3. 構造
今日の教育の構造は脆弱です。新型コロナウイルスの感染拡大により、労働市場の全体像が不確実な状況にある中、教育にはこれまで以上の柔軟性をもたせる必要があります。学生が自分の将来をカスタマイズできるようにするためには、労働界の状態を把握できること、働く人の世界とのつながりを多く持てること、そして、より細分化された選択肢が必要です。
2年制や4年制の学位だけが唯一の選択肢であってはいけないのです。どの国の高校生も、現在スイスで実施されているように、見習いで仕事を体験してみたいと思っているかもしれません。学生が、仕事に即したより高いスキルを身につけられるようにするため、職業専門学校の数を増やすべきかもしれません。会計の準学士号や学士号取得に向けて勉強している間に、金融工学のマイクロマスターズのような別のオンライン修了証書を取得したいと思う学生がいるかもしれません。
そこで登場するのが、「マイクロクレデンシャル」です。これは、カリキュラムを調整するオプションを学生に提供する制度です。新型コロナウイルス感染拡大が労働界に与えた教訓を一つ挙げるとすると、社会人は新しいスキルを迅速に、そしておそらく継続的に習得できなければならないということでしょう。これは継続的な成人教育のための新しい選択肢が必要ということを示しています。
その大半は、世界各地にあるエデックスやコーセラのようなオンラインコースになるでしょう。機器の操作方法を学ぶ場合など、一部の学習はどうしても対面で行う必要がありますが、長期に渡って仕事を休むことは困難です。1週間以上の集中的な対面体験、または数回にわたって週末を利用した体験が必要となります。いずれにせよ、現在の教育システムの構造は画一的で自由がないため、きめ細やかな対応が必要です。
改革の必要性
新型コロナウイルスの感染拡大は人間社会から近接距離での接触を奪いましたが、それによって現在の教育制度の欠陥の一部が露呈する形となりました。1.6兆ドルに上る学生の負債、教育機関への信頼低下、苦境に陥った大学といった多くの症状は、病気であったら既往症ともいえる、既に存在していた問題です。そして、恐らくそれ以上に明確になっているのは、公共の場での対話において微妙なトーンが消えたこと、グレーの濃淡が必要な時に白か黒かの立場がとられてしまうこと、そして、思いやりやクリティカルシンキング、分別のある議論が衰退したことではないでしょうか。
教育システムがあらゆるレベルで改革されない場合、市場経済学の冷酷な計算はそのほとんどを押しのけ、教育の最も貴重で繊細な側面ともいえるエンゲージメントも失われてしまうでしょう。ウイルスによるこの自然との闘いが終わった暁には、私たちはその埃をゆっくりと払い、2021年以降の教育におけるエンゲージメントを再活性化していかねばなりません。

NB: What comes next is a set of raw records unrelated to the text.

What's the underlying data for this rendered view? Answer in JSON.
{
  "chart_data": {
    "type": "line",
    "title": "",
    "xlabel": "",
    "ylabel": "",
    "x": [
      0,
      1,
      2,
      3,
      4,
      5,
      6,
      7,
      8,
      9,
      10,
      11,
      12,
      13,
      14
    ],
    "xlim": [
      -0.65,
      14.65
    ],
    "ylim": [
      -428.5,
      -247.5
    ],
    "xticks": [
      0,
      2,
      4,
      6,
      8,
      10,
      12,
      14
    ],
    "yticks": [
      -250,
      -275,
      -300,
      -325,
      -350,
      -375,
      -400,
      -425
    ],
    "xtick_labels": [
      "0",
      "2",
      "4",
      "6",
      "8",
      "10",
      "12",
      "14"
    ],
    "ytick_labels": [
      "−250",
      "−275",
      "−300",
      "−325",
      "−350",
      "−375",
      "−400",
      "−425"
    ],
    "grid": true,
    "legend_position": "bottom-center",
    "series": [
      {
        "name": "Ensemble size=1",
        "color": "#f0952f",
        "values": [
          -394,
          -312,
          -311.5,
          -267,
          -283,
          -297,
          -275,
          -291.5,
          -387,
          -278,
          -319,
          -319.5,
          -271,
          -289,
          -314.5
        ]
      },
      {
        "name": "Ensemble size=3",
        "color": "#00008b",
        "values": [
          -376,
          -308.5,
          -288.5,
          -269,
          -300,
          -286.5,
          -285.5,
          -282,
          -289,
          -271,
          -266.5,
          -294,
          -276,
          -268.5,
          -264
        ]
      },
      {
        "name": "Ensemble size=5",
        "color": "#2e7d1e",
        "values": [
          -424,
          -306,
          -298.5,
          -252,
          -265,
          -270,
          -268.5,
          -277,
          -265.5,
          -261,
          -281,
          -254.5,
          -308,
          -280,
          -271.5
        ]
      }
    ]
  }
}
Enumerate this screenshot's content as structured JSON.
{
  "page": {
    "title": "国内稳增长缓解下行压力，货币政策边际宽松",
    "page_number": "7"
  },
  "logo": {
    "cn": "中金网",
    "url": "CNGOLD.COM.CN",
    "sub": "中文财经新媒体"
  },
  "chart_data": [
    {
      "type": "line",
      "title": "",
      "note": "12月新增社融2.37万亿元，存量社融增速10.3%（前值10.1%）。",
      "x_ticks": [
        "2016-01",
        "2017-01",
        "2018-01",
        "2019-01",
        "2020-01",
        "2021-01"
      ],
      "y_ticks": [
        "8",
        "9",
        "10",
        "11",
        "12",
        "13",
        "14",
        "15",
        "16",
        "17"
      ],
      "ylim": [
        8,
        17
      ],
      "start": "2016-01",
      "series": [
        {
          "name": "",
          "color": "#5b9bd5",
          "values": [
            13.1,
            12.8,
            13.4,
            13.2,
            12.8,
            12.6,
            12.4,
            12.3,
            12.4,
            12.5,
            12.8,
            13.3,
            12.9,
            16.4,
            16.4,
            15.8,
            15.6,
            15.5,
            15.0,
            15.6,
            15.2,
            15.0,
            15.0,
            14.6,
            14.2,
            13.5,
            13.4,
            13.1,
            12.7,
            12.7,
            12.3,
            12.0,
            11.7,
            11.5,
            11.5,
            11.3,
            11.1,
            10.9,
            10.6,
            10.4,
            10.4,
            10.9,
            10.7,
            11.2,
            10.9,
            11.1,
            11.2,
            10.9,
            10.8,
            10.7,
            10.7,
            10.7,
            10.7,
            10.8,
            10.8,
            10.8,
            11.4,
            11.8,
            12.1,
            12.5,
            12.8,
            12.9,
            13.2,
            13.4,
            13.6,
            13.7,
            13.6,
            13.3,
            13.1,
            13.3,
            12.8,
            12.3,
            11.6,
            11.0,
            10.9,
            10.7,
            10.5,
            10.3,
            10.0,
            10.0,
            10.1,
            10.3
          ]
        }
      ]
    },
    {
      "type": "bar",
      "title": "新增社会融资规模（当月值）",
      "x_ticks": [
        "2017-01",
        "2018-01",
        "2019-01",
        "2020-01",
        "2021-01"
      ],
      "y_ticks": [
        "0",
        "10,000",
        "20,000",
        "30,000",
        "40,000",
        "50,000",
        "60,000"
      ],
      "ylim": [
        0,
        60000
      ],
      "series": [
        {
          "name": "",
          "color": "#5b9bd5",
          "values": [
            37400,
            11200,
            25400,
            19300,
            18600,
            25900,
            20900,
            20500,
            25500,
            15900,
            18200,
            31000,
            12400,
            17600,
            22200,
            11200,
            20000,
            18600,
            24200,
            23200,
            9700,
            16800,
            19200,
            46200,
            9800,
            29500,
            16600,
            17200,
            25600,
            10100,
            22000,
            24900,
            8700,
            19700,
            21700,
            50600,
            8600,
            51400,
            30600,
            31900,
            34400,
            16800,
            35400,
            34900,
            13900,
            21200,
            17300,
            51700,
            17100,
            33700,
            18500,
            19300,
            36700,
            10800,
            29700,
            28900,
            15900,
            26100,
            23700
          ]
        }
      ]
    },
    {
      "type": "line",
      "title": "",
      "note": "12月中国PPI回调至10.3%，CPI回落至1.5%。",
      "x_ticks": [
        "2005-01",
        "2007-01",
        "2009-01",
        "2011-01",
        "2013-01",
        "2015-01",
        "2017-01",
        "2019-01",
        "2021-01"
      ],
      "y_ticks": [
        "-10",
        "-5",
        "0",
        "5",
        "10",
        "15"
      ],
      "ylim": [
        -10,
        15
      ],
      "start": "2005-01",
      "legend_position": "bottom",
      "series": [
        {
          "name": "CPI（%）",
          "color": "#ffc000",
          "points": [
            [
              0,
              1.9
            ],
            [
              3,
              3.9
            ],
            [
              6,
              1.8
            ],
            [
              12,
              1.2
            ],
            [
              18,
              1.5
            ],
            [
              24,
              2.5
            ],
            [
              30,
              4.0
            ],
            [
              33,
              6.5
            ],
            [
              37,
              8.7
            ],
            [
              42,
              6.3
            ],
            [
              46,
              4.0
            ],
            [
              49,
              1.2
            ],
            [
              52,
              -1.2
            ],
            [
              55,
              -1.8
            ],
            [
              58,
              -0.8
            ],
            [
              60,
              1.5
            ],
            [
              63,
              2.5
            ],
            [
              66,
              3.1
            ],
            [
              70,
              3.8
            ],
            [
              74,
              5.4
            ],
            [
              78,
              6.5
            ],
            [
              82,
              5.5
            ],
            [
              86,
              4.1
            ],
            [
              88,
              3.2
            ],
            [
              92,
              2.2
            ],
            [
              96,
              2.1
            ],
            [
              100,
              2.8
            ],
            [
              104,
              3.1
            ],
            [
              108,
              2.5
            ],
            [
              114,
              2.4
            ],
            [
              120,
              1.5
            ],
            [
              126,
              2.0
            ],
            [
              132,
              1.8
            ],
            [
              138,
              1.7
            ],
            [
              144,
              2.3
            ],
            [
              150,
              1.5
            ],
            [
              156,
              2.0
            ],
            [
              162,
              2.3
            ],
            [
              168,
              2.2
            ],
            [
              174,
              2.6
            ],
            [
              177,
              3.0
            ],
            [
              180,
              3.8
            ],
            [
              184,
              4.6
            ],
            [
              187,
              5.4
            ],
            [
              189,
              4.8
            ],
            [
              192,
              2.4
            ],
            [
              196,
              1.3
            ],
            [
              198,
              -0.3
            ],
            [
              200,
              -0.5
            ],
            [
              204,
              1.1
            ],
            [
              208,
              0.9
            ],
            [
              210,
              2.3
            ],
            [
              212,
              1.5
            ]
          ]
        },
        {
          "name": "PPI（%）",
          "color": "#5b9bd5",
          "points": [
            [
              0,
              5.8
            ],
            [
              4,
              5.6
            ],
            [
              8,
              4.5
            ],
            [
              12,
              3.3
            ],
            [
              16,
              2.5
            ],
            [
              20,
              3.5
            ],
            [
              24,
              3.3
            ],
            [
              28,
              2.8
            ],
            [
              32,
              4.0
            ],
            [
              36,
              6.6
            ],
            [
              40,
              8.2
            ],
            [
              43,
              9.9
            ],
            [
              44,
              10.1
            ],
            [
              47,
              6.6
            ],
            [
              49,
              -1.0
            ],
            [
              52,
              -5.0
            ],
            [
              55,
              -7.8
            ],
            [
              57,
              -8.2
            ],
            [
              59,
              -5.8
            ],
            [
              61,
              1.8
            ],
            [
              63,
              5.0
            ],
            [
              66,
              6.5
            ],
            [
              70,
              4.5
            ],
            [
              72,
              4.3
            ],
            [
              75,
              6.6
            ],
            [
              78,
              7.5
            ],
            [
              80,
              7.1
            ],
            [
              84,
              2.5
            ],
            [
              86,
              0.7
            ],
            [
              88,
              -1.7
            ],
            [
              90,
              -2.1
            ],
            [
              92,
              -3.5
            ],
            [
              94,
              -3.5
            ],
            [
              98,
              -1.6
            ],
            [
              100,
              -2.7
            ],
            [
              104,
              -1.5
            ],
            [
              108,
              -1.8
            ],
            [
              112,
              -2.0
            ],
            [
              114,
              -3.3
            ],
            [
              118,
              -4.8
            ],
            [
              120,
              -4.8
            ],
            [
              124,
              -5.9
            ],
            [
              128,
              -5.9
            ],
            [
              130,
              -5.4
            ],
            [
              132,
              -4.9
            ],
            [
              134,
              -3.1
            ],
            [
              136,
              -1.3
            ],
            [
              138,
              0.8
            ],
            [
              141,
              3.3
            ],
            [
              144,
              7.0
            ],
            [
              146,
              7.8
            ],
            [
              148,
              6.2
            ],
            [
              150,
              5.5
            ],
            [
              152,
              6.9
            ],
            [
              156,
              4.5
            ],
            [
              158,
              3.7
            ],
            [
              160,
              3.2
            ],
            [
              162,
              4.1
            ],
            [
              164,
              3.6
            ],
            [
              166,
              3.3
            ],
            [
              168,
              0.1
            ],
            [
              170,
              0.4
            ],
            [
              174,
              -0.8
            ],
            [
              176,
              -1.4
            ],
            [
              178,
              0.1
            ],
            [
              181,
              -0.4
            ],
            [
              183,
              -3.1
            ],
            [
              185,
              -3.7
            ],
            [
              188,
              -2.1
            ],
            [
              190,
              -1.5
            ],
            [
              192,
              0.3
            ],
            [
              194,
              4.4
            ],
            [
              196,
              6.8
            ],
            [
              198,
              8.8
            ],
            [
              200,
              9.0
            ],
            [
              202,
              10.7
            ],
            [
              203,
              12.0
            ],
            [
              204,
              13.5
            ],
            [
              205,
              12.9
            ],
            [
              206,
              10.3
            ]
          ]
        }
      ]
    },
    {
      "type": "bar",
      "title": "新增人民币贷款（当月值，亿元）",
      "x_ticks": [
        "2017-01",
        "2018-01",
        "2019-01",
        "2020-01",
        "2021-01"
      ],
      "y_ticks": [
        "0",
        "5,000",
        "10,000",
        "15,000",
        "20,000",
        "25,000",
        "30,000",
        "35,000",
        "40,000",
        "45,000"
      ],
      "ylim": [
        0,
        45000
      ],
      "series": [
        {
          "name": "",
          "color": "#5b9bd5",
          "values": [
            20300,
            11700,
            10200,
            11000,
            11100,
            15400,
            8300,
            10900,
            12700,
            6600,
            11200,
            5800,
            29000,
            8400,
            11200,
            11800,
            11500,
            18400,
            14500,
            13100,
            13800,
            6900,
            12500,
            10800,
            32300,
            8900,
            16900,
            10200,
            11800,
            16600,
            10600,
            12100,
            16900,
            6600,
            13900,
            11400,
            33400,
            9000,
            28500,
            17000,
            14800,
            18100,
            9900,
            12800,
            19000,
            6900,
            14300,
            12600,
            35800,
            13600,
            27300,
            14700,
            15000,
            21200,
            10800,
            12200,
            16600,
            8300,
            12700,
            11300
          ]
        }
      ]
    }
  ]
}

*筆者のサンジェイ・サルマ氏は、MITの機械工学教授であり、オープンラーニング担当副代表を務めている。先駆的なオンライン教育に加えて、オープンラーニングには、教育の未来について世界中の大学と連携する「ジャミール教育研究所」が含まれている。サルマ氏は近刊『把握力:学習方法を変革する科学(Grasp: The Science Transforming How We Learn)』の著者である。